New Zealand Woman’s Weekly

COLIN HOGG

RAROTONGA MADE COLIN A BETTER MAN

- COLIN HOGG

One of my granddaugh­ters mentioned the other day that she doesn’t want any more cousins, thank you very much. I won’t say which granddaugh­ter it was in case some of her aunties want to have words with her, though it’s pretty easy to guess which one it was.

She’s not too keen on being just one in an ever-growing crowd, as a family the size of ours does what families our size do, which is to expand, though so far none of my kids seem to be setting out to have as big a bunch of kids as Daddy did.

That would be crazy because six times six would be 36 and if I end up with that many grandkids, they’ll need to wear name tags. But I’m sure we’ll deal with that problem if or when we get to it. Meantime, we all need to learn to live with family and its everwideni­ng circle.

I’m still learning and I embrace every opportunit­y to do so. Just the other week, for instance, I seized the chance to run away to Rarotonga for what I might describe as a wider family experience. And I came home feeling – just slightly, mind – that I was a better man for the experience.

The darling wife and myself, with 18-year-old daughter in tow, took my mother-in-law along too for our six days of palm trees and lagoon and lounging about doing as little as possible.

I hadn’t been expecting the mother-in-law to be coming at first but that’s my doing because I only became involved in the invitation process quite late in the piece.

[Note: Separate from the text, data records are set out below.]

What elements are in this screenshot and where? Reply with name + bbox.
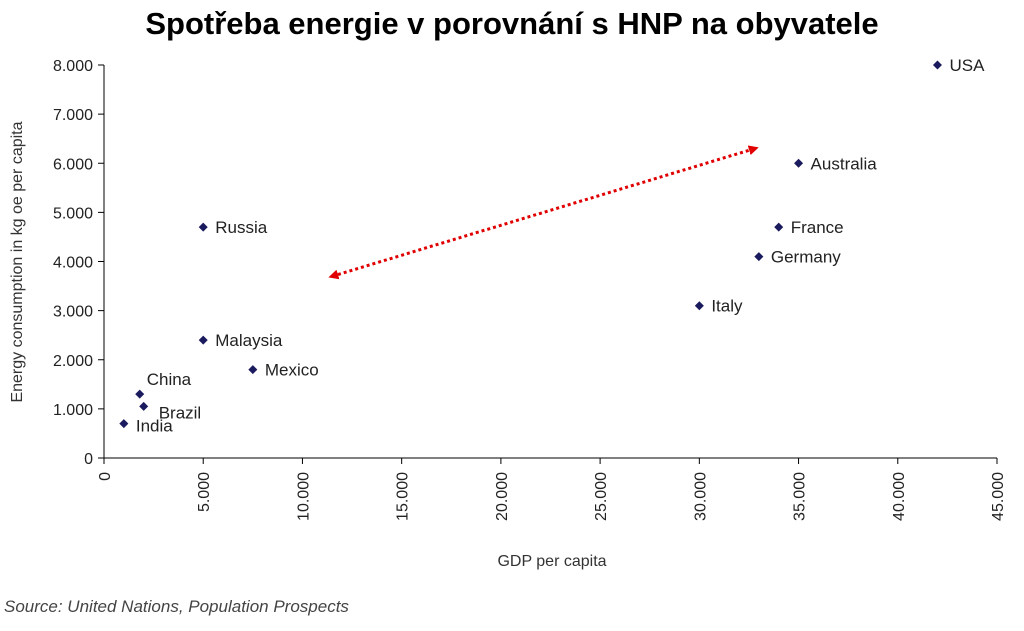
y-tick-label: 1.000 (53, 402, 93, 419)
x-axis-title: GDP per capita (497, 553, 606, 570)
point-label-brazil: Brazil (159, 403, 202, 422)
x-tick-label: 30.000 (692, 472, 709, 521)
point-label-germany: Germany (771, 248, 841, 267)
data-point-france (774, 222, 784, 232)
x-tick-label: 5.000 (196, 472, 213, 512)
data-point-germany (754, 252, 764, 262)
y-tick-label: 8.000 (53, 58, 93, 75)
y-tick-label: 5.000 (53, 205, 93, 222)
data-point-india (119, 419, 129, 429)
x-tick-label: 35.000 (792, 472, 809, 521)
x-tick-label: 0 (97, 472, 114, 481)
source-note: Source: United Nations, Population Prosp… (4, 597, 349, 616)
y-tick-label: 6.000 (53, 156, 93, 173)
data-point-brazil (139, 401, 149, 411)
x-tick-label: 15.000 (395, 472, 412, 521)
x-tick-label: 20.000 (494, 472, 511, 521)
y-tick-label: 4.000 (53, 255, 93, 272)
x-tick-label: 45.000 (990, 472, 1007, 521)
data-point-mexico (248, 365, 258, 375)
data-point-russia (198, 222, 208, 232)
point-label-malaysia: Malaysia (215, 331, 283, 350)
point-label-mexico: Mexico (265, 361, 319, 380)
point-label-usa: USA (949, 56, 985, 75)
data-point-italy (694, 301, 704, 311)
data-point-china (135, 389, 145, 399)
point-label-australia: Australia (811, 154, 878, 173)
point-label-italy: Italy (711, 297, 743, 316)
y-tick-label: 7.000 (53, 107, 93, 124)
y-axis-title: Energy consumption in kg oe per capita (9, 121, 26, 402)
chart-title: Spotřeba energie v porovnání s HNP na ob… (145, 6, 879, 41)
x-tick-label: 25.000 (593, 472, 610, 521)
double-arrow-annotation (328, 145, 759, 280)
x-tick-label: 40.000 (891, 472, 908, 521)
y-tick-label: 3.000 (53, 304, 93, 321)
point-label-india: India (136, 417, 173, 436)
y-tick-label: 2.000 (53, 353, 93, 370)
data-point-malaysia (198, 335, 208, 345)
point-label-china: China (147, 370, 192, 389)
x-tick-label: 10.000 (295, 472, 312, 521)
point-label-france: France (791, 218, 844, 237)
point-label-russia: Russia (215, 218, 268, 237)
y-tick-label: 0 (84, 451, 93, 468)
data-point-australia (794, 158, 804, 168)
data-point-usa (932, 60, 942, 70)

It was suggested I might not have noticed the expanding guest list, though I think it’s unlikely I wouldn’t have noticed.

All I could recall of the Rarotonga project was that it started out as a romantic getaway. You know, just the two of us, though I might have imagined that bit. I’m really not sure any more. And anyway, once the daughter was added on, anything was possible and the addition of a mother-in-law mere steps away. A hundred or so.

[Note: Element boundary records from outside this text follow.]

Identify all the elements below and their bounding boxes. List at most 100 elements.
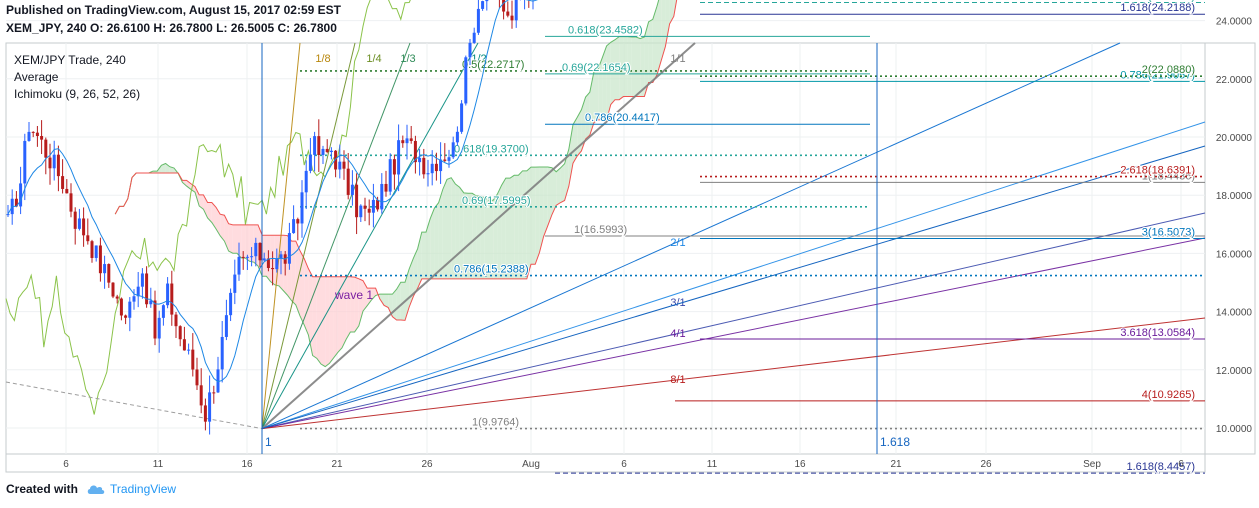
candle-body xyxy=(31,131,35,133)
candle-body xyxy=(413,140,417,163)
candle-body xyxy=(359,205,363,218)
fib-level-label: 0.69(17.5995) xyxy=(462,195,531,207)
x-tick-label: 11 xyxy=(707,459,718,470)
ichimoku-cloud-segment xyxy=(623,36,628,97)
ichimoku-cloud-segment xyxy=(245,224,250,262)
ichimoku-cloud-segment xyxy=(510,175,515,279)
ichimoku-cloud-segment xyxy=(610,39,615,105)
candle-body xyxy=(451,142,455,158)
candle-body xyxy=(405,138,409,144)
candle-body xyxy=(170,283,174,315)
ichimoku-cloud-segment xyxy=(652,6,657,83)
candle-body xyxy=(275,258,279,270)
x-tick-label: Sep xyxy=(1083,459,1101,470)
candle-body xyxy=(6,214,10,216)
x-tick-label: 6 xyxy=(63,459,69,470)
fib-level-label: 0.786(21.9057) xyxy=(1120,69,1195,81)
ichimoku-cloud-segment xyxy=(602,45,607,120)
gann-fan-label: 4/1 xyxy=(670,328,685,340)
candle-body xyxy=(317,136,321,155)
candle-body xyxy=(313,136,317,155)
ichimoku-cloud-segment xyxy=(648,19,653,83)
candle-body xyxy=(216,369,220,393)
candle-body xyxy=(342,161,346,169)
candle-body xyxy=(119,298,123,316)
candle-body xyxy=(325,148,329,153)
ichimoku-cloud-segment xyxy=(161,163,166,174)
candle-body xyxy=(161,305,165,318)
time-marker-label: 1.618 xyxy=(880,435,910,449)
ichimoku-cloud-segment xyxy=(497,185,502,279)
ichimoku-cloud-segment xyxy=(220,214,225,242)
ichimoku-cloud-segment xyxy=(493,194,498,279)
candle-body xyxy=(434,163,438,172)
ichimoku-cloud-segment xyxy=(388,294,393,317)
time-marker-label: 1 xyxy=(265,435,272,449)
ichimoku-cloud-segment xyxy=(640,36,645,97)
gann-fan-label: 1/8 xyxy=(315,53,330,65)
downtrend-dashed-line xyxy=(5,381,263,430)
candle-body xyxy=(371,199,375,213)
candle-body xyxy=(287,233,291,264)
x-tick-label: 6 xyxy=(621,459,627,470)
candle-body xyxy=(308,154,312,171)
ichimoku-cloud-segment xyxy=(472,193,477,279)
ichimoku-cloud-segment xyxy=(413,248,418,297)
ichimoku-cloud-segment xyxy=(321,276,326,367)
gann-fan-line xyxy=(261,317,1206,430)
candle-body xyxy=(426,173,430,175)
candle-body xyxy=(166,283,170,306)
candle-body xyxy=(115,296,119,299)
candle-body xyxy=(485,0,489,2)
candle-body xyxy=(418,157,422,163)
candle-body xyxy=(203,405,207,422)
candle-body xyxy=(61,176,65,189)
candle-body xyxy=(178,326,182,340)
candle-body xyxy=(103,264,107,274)
ichimoku-cloud-segment xyxy=(636,37,641,97)
candle-body xyxy=(136,286,140,297)
candle-body xyxy=(334,150,338,170)
ichimoku-lagging-span xyxy=(5,0,411,415)
ichimoku-cloud-segment xyxy=(476,196,481,279)
published-header: Published on TradingView.com, August 15,… xyxy=(6,3,341,17)
ichimoku-cloud-segment xyxy=(199,194,204,210)
ichimoku-cloud-segment xyxy=(400,282,405,321)
candle-body xyxy=(132,296,136,302)
ichimoku-cloud-segment xyxy=(405,268,410,321)
ichimoku-cloud-segment xyxy=(526,167,531,279)
ichimoku-cloud-segment xyxy=(531,167,536,265)
candle-body xyxy=(69,193,73,212)
ichimoku-cloud-segment xyxy=(543,167,548,237)
ichimoku-cloud-segment xyxy=(644,21,649,97)
candle-body xyxy=(140,273,144,287)
ichimoku-cloud-segment xyxy=(539,167,544,253)
ichimoku-cloud-segment xyxy=(421,232,426,279)
candle-body xyxy=(208,392,212,422)
tradingview-logo[interactable]: TradingView xyxy=(86,482,176,496)
gann-fan-line xyxy=(261,42,301,429)
ichimoku-cloud-segment xyxy=(216,207,221,236)
candle-body xyxy=(27,131,31,141)
ichimoku-cloud-segment xyxy=(434,202,439,279)
ichimoku-cloud-segment xyxy=(384,294,389,308)
candle-body xyxy=(237,256,241,275)
gann-fan-line xyxy=(261,212,1206,430)
fib-level-label: 0.618(19.3700) xyxy=(454,143,529,155)
fib-level-label: 0.618(23.4582) xyxy=(568,24,643,36)
ichimoku-cloud-segment xyxy=(207,202,212,223)
fib-level-label: 4(10.9265) xyxy=(1142,389,1195,401)
legend-study-average: Average xyxy=(14,70,59,84)
ichimoku-cloud-segment xyxy=(249,224,254,263)
candle-body xyxy=(153,300,157,339)
candle-body xyxy=(409,138,413,141)
ichimoku-cloud-segment xyxy=(627,36,632,97)
ichimoku-cloud-segment xyxy=(426,218,431,279)
ichimoku-cloud-segment xyxy=(442,179,447,279)
ichimoku-cloud-segment xyxy=(379,294,384,306)
ichimoku-cloud-segment xyxy=(430,208,435,279)
x-tick-label: 21 xyxy=(890,459,902,470)
gann-fan-label: 1/4 xyxy=(366,53,381,65)
candle-body xyxy=(128,301,132,318)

But the island holiday went well overall, I’d say, even if there was a tendency to leave me home by the lagoon with Shirley (the mother-in-law) while the ever-energetic wife and daughter went off for long walks and cycling expedition­s. But that was all right and, as mentioned, it offered numerous opportunit­ies for further family bonding.

Which the two of us did, mainly later in the day over cocktails. Shirley’s a straight talker. She told me, over perhaps our second cocktail on the first day, she hadn’t been entirely sure I was quite the man for her beautiful daughter when I first turned up.

I imagined she’d brought this up because she’d changed her mind about me after more than 20 years, but I don’t recall that coming up in the conversati­on.

I’ll give her the benefit of the doubt – as she did me.

I always think that’s a good way to play it in the wider family situation, perhaps most especially on holiday.